Veterinarians and pet owners are being warned to closely monitor dogs and cats receiving Vetsulin because the product may have varying amounts of crystalline zinc insulin in the formulation, according to an alert sent out Monday by the U.S. Food and Drug Administration’s Center for Veterinary Medicine.
Vetsulin, which is manufactured by Intervet/Schering-Plough Animal Health, is used to treat diabetes in animals.
Because the product is out of specification, there could be a delay in insulin action and overall longer duration of insulin activity, according to the FDA. Products having significant problems with stability can affect the management of chronic diseases. Unstable insulin products can result in unpredictable fluctuations in the glucose levels of diabetic patients, the FDA noted in its alert.

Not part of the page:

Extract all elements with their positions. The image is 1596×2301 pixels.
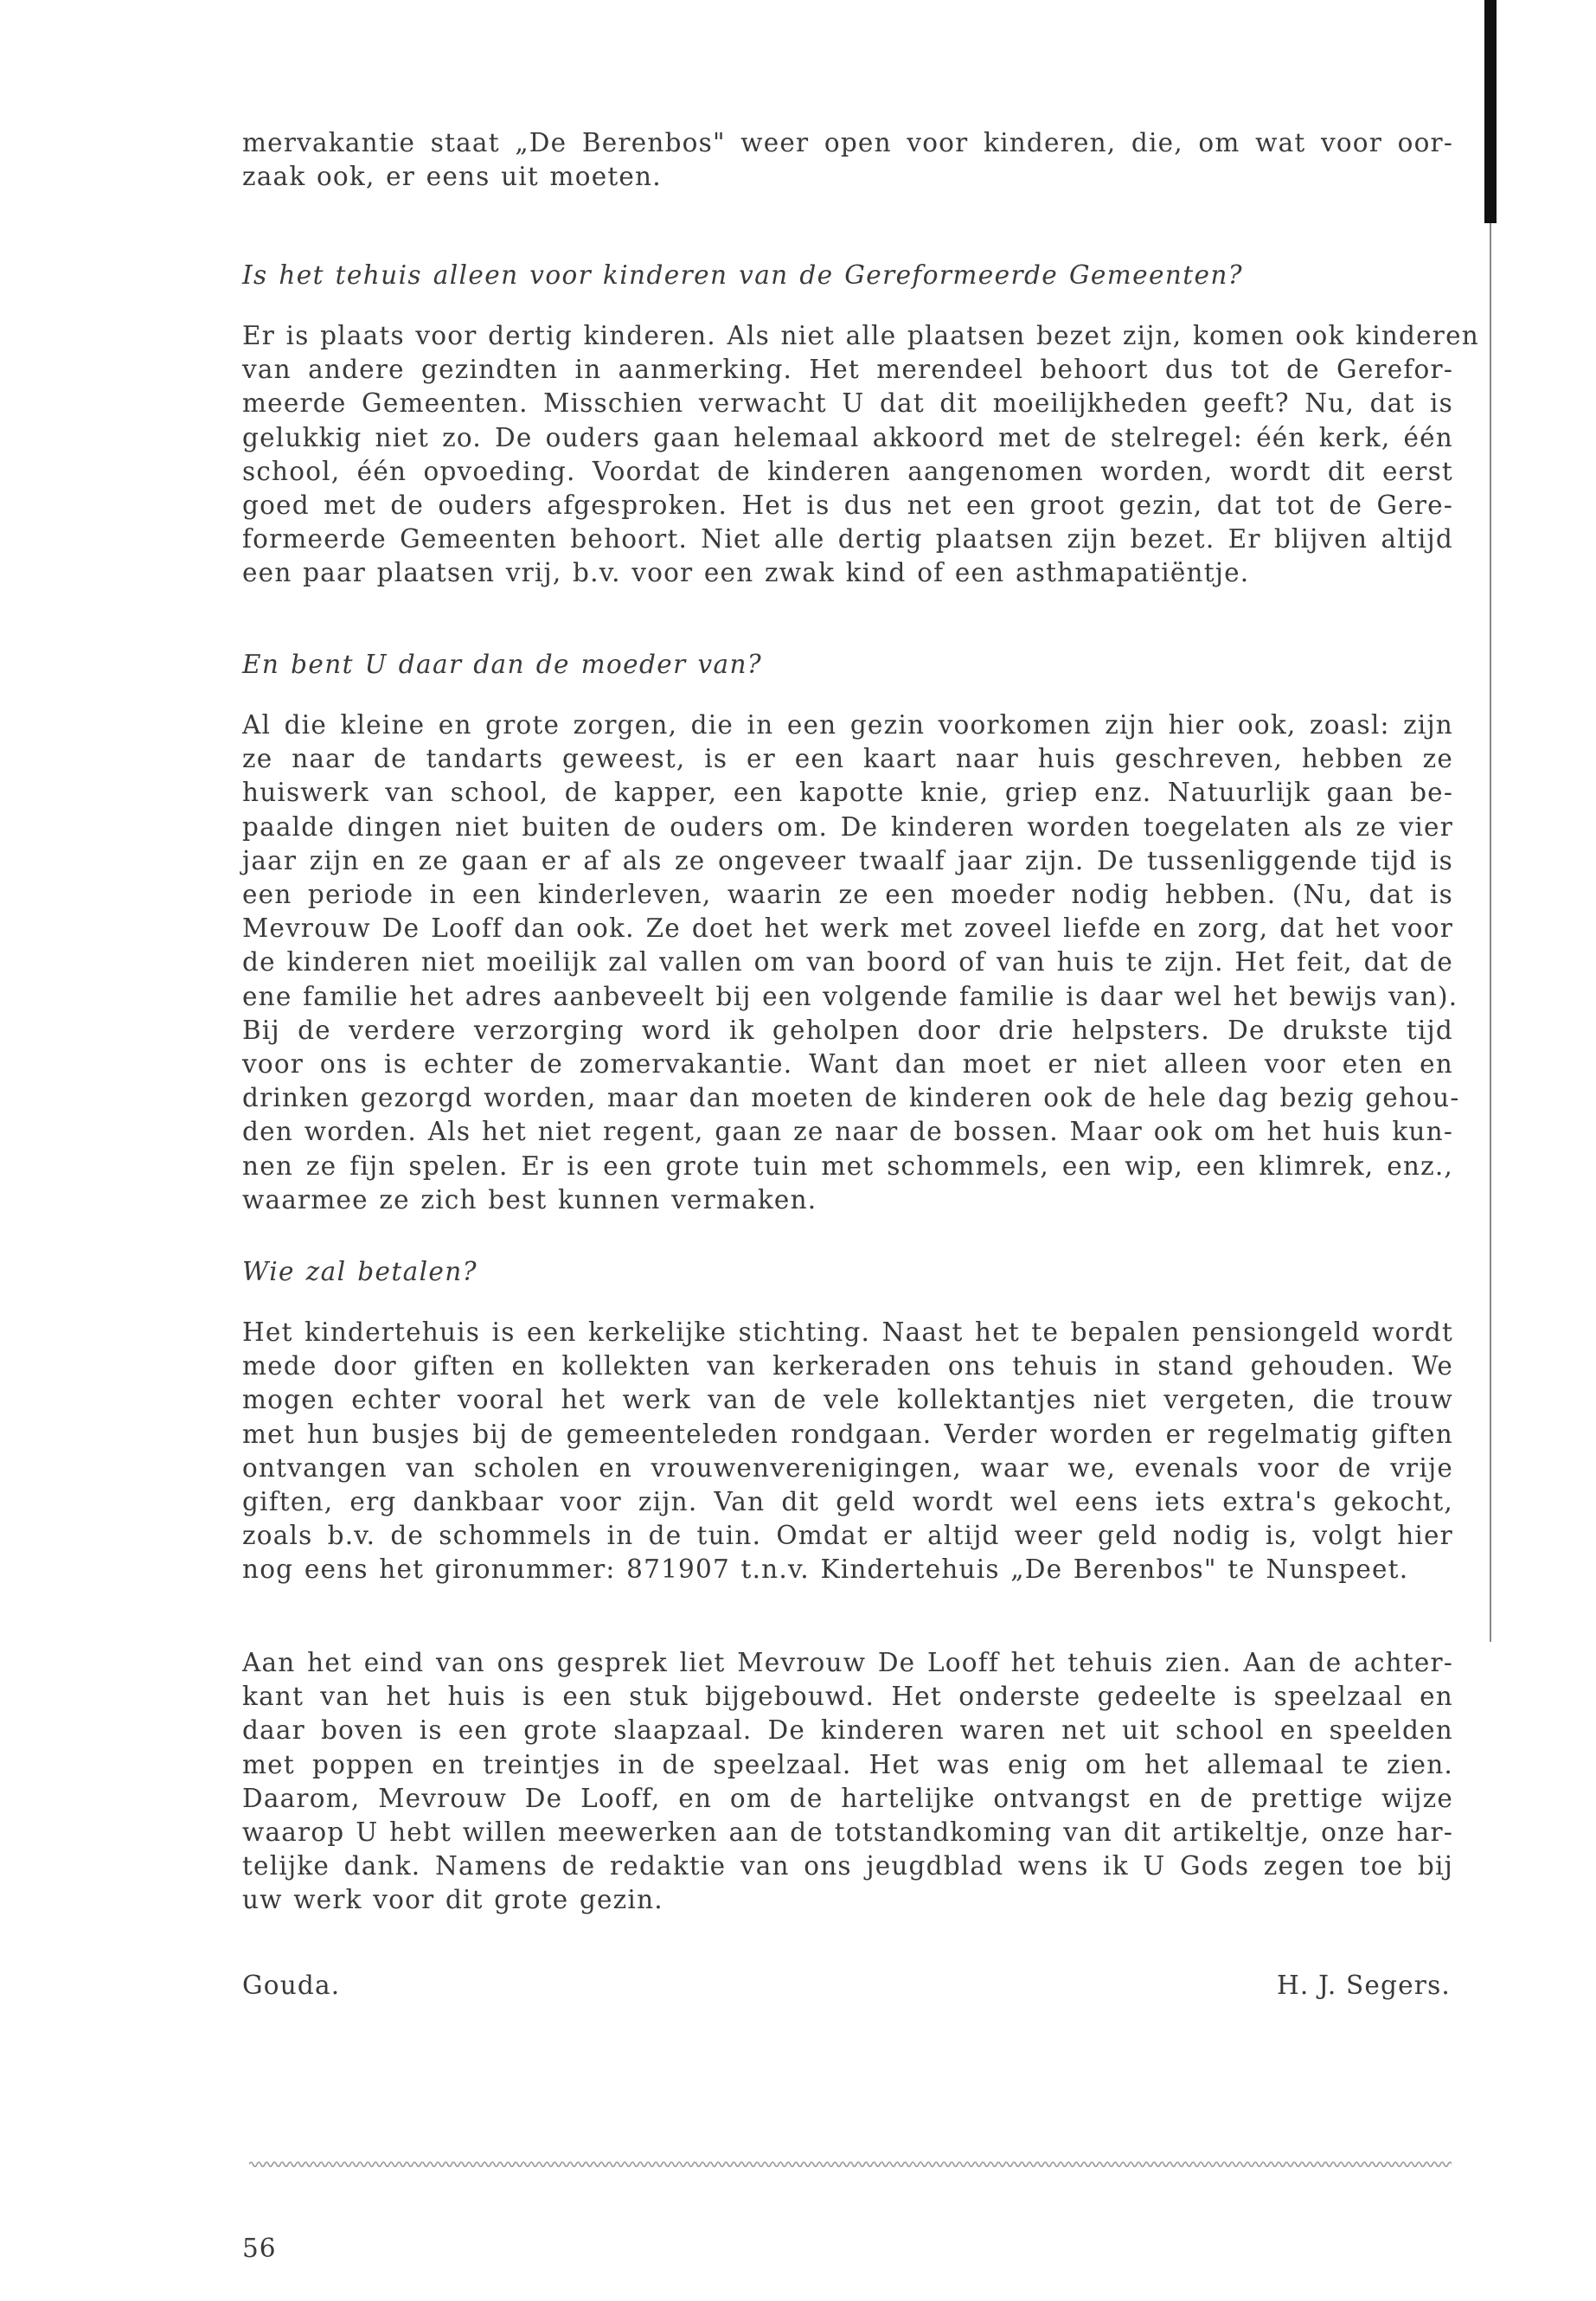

Veterinarians and pet owners are urged to monitor patients for any changes in onset or duration of activity, or for any signs of hyperglycemia or hypoglycemia. The classic signs of hyperglycemia include increased thirst, increased urination, weight loss and lethargy. The classic signs of hypoglycemia include disorientation, unsteadiness, weakness, lethargy and seizures.
The FDA said that while Intervet/Schering-Plough Animal Health is working with them to resolve the issue, supplies may be limited. Therefore, the FDA is suggesting that pet owners talk to their veterinarians about transitioning their diabetic pets to other insulin products.